Corporate DispatchPro

Editorial

Digital answers to non-digital questions

Companies today are born digital. The digitisation of processes not only opens up exciting new business opportunities but makes entrepreneurship itself more widely accessible and more democratic.

But the potential of turning digital is neither lost on more mature companies; indeed, many legacy organisations from cosmetics empire L’Oreal to top brewer AB InBev are themselves digital pioneers, successfully integrating AI and IoT into their core operations.

The digital revolution, however, does not stop at the adoption of internet technologies. Cloud systems and robotics, big data and nanotechnology, count for little if they are not accompanied by innovation in the business model. In fact, Digital Transformation is increasingly dropping out of pace with the relentless waves of technological novelties. Businesses oftentimes find themselves at a loss as to which fancy new product to implement next with so many powerful, easy-touse machines promising to “allow companies to focus on their product.”

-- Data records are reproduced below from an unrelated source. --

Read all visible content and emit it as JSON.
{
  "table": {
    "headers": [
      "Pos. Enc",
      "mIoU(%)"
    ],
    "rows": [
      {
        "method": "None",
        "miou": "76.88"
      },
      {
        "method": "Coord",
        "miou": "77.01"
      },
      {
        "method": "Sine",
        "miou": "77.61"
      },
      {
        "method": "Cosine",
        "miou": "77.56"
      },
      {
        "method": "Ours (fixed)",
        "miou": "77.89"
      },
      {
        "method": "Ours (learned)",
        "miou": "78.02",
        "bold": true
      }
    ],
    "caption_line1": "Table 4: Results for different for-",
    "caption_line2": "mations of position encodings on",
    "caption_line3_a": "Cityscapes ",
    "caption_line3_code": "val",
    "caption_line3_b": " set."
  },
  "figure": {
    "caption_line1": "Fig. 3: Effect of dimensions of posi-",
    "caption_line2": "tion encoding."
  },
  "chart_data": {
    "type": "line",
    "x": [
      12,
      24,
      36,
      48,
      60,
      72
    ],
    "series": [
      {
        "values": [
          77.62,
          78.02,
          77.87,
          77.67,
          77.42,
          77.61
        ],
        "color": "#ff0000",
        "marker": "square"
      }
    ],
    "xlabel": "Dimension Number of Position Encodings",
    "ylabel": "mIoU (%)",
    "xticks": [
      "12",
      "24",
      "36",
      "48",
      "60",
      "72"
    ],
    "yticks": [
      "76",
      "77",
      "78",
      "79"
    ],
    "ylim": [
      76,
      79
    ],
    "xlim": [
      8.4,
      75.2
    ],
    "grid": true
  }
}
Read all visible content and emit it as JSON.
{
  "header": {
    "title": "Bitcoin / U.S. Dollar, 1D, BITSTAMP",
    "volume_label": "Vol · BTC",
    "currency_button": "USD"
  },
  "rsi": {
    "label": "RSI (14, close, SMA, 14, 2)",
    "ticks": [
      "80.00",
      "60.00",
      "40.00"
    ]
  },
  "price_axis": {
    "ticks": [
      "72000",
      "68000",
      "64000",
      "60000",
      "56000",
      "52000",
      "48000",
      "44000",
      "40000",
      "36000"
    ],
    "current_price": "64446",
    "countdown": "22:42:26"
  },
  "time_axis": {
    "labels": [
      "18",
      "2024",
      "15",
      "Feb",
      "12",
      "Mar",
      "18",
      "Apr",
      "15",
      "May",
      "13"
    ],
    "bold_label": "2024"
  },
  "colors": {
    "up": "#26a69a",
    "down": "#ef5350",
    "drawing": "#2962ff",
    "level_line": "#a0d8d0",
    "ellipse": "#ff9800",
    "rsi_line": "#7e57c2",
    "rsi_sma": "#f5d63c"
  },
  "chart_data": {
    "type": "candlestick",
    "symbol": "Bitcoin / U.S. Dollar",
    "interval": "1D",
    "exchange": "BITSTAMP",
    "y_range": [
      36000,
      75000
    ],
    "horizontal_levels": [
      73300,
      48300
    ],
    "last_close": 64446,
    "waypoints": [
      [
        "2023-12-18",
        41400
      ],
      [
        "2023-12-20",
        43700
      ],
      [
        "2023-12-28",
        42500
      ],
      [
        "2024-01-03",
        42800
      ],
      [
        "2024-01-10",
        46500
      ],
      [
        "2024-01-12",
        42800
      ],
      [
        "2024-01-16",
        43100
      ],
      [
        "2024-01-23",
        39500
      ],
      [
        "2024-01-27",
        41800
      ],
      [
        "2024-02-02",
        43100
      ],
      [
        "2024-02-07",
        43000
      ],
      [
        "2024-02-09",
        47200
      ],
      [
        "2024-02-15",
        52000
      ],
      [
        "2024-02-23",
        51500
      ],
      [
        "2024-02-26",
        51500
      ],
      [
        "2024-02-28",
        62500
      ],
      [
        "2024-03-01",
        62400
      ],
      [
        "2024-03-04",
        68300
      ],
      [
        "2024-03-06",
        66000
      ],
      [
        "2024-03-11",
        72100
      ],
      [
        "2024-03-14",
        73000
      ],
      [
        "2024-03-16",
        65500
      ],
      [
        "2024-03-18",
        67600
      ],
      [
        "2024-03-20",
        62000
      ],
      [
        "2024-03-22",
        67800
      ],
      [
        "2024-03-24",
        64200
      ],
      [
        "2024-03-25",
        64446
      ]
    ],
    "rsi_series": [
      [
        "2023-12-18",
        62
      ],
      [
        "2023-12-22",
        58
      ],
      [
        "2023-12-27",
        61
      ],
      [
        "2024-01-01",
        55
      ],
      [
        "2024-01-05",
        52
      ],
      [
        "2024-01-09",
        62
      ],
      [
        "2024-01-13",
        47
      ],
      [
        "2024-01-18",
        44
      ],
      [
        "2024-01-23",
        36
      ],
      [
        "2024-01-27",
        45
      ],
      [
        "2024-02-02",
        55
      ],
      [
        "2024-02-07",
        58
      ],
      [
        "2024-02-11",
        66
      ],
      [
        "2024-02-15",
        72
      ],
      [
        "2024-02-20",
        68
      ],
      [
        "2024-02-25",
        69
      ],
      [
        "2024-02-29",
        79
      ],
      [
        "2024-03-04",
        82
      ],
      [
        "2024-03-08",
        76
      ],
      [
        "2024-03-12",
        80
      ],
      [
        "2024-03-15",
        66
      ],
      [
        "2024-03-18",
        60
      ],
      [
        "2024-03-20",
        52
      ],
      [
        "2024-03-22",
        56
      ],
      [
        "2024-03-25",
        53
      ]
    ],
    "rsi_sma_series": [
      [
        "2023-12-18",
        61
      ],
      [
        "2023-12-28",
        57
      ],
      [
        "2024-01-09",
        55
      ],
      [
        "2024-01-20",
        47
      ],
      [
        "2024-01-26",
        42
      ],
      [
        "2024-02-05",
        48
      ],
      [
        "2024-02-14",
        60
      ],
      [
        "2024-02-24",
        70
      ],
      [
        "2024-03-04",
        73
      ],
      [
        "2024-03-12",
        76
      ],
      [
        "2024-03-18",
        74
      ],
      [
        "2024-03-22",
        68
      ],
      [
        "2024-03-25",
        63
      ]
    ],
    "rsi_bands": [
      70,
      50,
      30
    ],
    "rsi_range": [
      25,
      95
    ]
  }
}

Alas, that flies directly in the face of digital transformation because if there is one thing that digitalisation should achieve, it is pushing businesses to take their focus off what they do and re-valuate why they do it.

YOUR PURPOSE IS YOUR BIGGEST ASSET

Corporate DispatchPro

Technological breakthroughs are meaningless without their broader social backdrop, Advances in this area are the confluence of a multiplicity of variables and, as much as scientific genius and idealistic vision are important to technical development, tech evolution ultimately grows out of the environment it is situated in. So, the shift towards a digital reality is itself a reflection of a deeper, more expansive transformation in human systems.

Digitalisation is not merely a layer of slick automation apps added on top of existing company processes: a true digital transformation challenges the entire architecture of value creation, value proposition, and value capture. Essentially, digital transformation is the profound rethink of who the customer is in the emerging context.

Companies that upgrade their mechanics with the latest tools but stick to their usual business models are not unlike a towncrier investing in a hoverboard. They fail to understand that the real changes are taking place in consumption patterns, not the methods of production.

If a digital transformation strategy is to be successful, its purpose is to propose a worthy response to perfectly non-digital transformations.